If the company received tenders from a majority of noteholders by the consent deadline, $10.00 of the consent payment was to be paid following the consent deadline under the revised terms, up from $5.00 before the terms were amended, with the remainder to be paid on the settlement date.

Notes tendered after the consent deadline will not receive the consent payment.

The company will also pay accrued interest for the notes.

Under the amended terms of the offer, if the company chooses to extend the expiration date of the offer past April 30, 2007, the interest rate on the notes will increase to Libor plus 800 basis points from Libor plus 750 bps.

In addition, at any time before 9 a.m. ET on June 1, 2007, the company may extend the expiration date to June 30, 2007 in exchange for a payment of $2.50 per $1,000 principal amount of the notes, payable to holders who submit tenders and consents before the consent deadline.

The expiration date may not be extended past June 30, 2007.

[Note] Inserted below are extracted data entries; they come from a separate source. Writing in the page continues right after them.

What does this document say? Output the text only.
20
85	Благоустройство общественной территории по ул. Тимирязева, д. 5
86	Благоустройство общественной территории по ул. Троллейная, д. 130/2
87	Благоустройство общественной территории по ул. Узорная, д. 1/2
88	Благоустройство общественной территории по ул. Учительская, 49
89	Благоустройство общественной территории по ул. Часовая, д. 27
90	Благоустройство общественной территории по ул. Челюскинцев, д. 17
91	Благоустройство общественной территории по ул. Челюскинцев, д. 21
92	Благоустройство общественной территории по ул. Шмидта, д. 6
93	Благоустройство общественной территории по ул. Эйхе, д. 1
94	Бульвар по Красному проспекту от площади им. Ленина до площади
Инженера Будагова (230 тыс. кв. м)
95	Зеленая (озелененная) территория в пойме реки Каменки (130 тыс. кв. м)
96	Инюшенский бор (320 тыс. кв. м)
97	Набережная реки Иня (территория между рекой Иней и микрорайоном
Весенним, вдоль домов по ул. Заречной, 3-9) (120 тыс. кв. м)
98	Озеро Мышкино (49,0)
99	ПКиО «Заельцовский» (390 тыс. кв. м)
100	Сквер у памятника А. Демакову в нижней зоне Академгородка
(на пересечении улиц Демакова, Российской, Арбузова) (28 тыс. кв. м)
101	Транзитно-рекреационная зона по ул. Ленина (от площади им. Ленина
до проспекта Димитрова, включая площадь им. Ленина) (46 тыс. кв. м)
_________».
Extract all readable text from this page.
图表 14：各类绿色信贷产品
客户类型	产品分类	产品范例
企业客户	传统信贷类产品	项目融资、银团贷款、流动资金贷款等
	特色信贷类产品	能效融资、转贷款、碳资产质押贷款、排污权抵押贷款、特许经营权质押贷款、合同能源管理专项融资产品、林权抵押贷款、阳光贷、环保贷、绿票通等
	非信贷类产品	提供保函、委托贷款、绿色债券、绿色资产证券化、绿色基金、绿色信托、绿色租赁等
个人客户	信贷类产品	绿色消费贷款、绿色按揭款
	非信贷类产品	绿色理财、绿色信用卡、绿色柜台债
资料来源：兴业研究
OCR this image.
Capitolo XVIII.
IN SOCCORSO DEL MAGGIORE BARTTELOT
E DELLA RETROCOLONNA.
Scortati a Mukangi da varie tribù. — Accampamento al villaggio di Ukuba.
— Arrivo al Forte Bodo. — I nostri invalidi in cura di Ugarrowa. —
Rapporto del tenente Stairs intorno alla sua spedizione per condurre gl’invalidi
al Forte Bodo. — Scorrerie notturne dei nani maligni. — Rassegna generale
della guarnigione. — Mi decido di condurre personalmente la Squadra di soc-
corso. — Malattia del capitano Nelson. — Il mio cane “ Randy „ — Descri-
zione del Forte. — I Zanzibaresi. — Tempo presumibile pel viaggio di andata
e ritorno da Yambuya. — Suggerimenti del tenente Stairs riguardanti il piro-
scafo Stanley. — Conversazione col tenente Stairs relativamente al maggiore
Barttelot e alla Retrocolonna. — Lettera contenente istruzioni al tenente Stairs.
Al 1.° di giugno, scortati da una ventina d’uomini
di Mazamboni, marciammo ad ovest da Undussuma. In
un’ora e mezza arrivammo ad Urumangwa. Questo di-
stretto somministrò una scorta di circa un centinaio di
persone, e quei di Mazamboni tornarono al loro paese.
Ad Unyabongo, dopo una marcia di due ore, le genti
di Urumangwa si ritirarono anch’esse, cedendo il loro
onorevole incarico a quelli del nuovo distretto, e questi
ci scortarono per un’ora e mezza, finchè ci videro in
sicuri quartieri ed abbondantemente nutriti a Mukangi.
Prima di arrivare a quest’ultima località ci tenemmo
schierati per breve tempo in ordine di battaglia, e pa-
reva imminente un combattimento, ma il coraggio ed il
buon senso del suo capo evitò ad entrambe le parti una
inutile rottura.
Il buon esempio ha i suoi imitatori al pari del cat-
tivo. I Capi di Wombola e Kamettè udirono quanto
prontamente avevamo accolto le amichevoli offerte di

Acument said it is permitted to redeem all or a portion of the notes at any time prior to Dec. 29 for a redemption price of 102% plus accrued interest.

Proposed amendments to the indenture would eliminate most of the indenture's principal restrictive covenants and would amend certain other provisions contained in the indenture, including the company's obligation to offer to exchange the notes for publicly registered notes.

The offer is conditioned upon the receipt of proceeds from a new issue of debt securities or a new second-lien credit facility as well as the receipt of tenders from a majority of noteholders and the execution of a supplemental indenture.

Citigroup Corporate and Investment Banking is the dealer manager and solicitation agent (800 558-3745 or call collect 212 723-6106). Global Bondholder Services Corp. is the information agent (866 389-1500 or call collect 212430-3774).

Based in Troy, Mich., Acument provides fastening systems.